Kellyanne Conway refused to deny that Trump directed Michael Cohen to lie to Congress: “the President weighed in on this on twitter this morning, so I’ll refer you to that”
— Evan Rosenfeld (@Evan_Rosenfeld) January 18, 2019
Asked about the story, published late Thursday evening, Gidley initially deflected from it by using misleading talking points in an attempt to discredit BuzzFeed.
“This is absolutely ludicrous, that we are giving any type of credence or credibility to a ‘news outlet’ like BuzzFeed,” Gidley said. “They are responsible completely and totally for the release of a discredited, disproven, false dossier [the Steele dossier], and now the author of the piece in question that you’re talking about went on air this morning and said he couldn’t corroborate any of his own evidence. He ran it anyway.”
What we learned from the BuzzFeed News report that Trump told Cohen to lie to Congress
The Steele dossier — a report written by former British intelligence officer Christopher Steele and commissioned by Fusion GPS, an opposition research group hired by Clinton-tied Democratic campaign lawyer Marc Elias — was initially published by BuzzFeed shortly before Trump’s inauguration. The dossier contains many explosive allegations — including the infamous “pee tape” — and includes claims that the Trump campaign has extensive ties to Russia.
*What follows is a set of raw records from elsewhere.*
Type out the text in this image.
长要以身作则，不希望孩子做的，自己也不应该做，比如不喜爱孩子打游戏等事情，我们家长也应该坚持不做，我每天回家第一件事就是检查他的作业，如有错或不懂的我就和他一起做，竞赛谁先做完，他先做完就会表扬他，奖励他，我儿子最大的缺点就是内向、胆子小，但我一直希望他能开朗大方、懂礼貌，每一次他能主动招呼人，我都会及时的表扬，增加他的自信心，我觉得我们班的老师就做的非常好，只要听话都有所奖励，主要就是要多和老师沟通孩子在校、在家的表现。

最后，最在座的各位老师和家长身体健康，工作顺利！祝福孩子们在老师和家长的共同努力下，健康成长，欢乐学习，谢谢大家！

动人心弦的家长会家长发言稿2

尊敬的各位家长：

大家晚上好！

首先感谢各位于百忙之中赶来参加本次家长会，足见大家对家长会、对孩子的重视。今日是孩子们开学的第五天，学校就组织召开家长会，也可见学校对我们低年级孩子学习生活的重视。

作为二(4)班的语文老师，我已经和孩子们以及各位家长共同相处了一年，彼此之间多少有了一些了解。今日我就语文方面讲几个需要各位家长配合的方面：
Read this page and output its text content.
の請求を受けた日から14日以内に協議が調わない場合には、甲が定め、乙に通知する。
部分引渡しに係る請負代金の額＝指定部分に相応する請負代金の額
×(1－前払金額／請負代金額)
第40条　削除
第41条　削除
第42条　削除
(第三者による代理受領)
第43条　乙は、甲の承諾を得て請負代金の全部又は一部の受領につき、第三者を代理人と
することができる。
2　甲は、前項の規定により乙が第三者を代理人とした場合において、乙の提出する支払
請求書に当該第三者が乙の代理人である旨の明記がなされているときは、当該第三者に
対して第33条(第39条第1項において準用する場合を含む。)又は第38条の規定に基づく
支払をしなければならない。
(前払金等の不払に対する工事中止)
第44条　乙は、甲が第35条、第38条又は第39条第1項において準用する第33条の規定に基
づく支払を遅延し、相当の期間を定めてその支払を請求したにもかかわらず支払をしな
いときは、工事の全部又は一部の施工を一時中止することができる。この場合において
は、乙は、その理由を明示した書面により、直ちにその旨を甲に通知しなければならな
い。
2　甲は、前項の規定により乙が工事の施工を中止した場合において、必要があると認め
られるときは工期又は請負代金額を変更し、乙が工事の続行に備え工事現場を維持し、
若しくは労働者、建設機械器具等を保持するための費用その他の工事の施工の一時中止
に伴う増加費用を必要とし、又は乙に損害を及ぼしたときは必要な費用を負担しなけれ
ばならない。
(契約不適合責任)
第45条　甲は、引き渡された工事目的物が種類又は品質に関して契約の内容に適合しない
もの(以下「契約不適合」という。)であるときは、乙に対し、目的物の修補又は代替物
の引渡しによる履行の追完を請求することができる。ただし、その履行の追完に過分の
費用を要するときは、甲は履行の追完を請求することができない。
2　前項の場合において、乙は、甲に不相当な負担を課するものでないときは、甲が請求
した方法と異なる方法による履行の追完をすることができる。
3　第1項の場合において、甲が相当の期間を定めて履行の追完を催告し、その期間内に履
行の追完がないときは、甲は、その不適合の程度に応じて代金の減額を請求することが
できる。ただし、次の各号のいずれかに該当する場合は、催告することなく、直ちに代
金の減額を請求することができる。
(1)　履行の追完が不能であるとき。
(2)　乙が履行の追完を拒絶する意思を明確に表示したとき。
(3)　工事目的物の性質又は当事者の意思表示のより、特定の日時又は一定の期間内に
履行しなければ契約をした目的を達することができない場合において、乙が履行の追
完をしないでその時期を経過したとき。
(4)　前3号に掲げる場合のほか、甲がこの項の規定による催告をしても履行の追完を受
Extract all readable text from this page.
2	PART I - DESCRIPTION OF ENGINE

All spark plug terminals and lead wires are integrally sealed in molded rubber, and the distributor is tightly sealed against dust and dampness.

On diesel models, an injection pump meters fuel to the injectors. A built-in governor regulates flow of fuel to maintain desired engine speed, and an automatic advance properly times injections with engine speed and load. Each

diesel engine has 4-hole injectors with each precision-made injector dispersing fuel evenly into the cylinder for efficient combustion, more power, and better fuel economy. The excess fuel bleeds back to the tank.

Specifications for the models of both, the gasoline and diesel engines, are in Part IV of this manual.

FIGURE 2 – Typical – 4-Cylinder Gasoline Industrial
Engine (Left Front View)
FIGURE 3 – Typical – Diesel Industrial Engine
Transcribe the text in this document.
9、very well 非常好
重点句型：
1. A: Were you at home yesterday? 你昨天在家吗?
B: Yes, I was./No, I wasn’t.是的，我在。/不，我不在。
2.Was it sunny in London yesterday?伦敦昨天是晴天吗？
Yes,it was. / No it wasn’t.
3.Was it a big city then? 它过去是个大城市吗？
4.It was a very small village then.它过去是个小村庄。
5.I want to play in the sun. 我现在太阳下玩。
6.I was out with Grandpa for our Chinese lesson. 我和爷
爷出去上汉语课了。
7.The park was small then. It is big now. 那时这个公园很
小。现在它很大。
Though it is true that the six major claims in the Steele dossier are still unproven, some parts of it have since turned out to be substantiated. But there is still a lot we don’t know about Kremlin’s meddling in the presidential election and Trump’s secretive business dealings.
It’s not the case that the journalists behind BuzzFeed’s bombshell report about Trump directing Cohen to lie “couldn’t corroborate” the allegations in their story. During an interview on CNN on Friday morning, Cormier said that while he hasn’t directly seen evidence that Trump directed Cohen to lie, his sourcing goes beyond the two law enforcement sources mentioned in the story.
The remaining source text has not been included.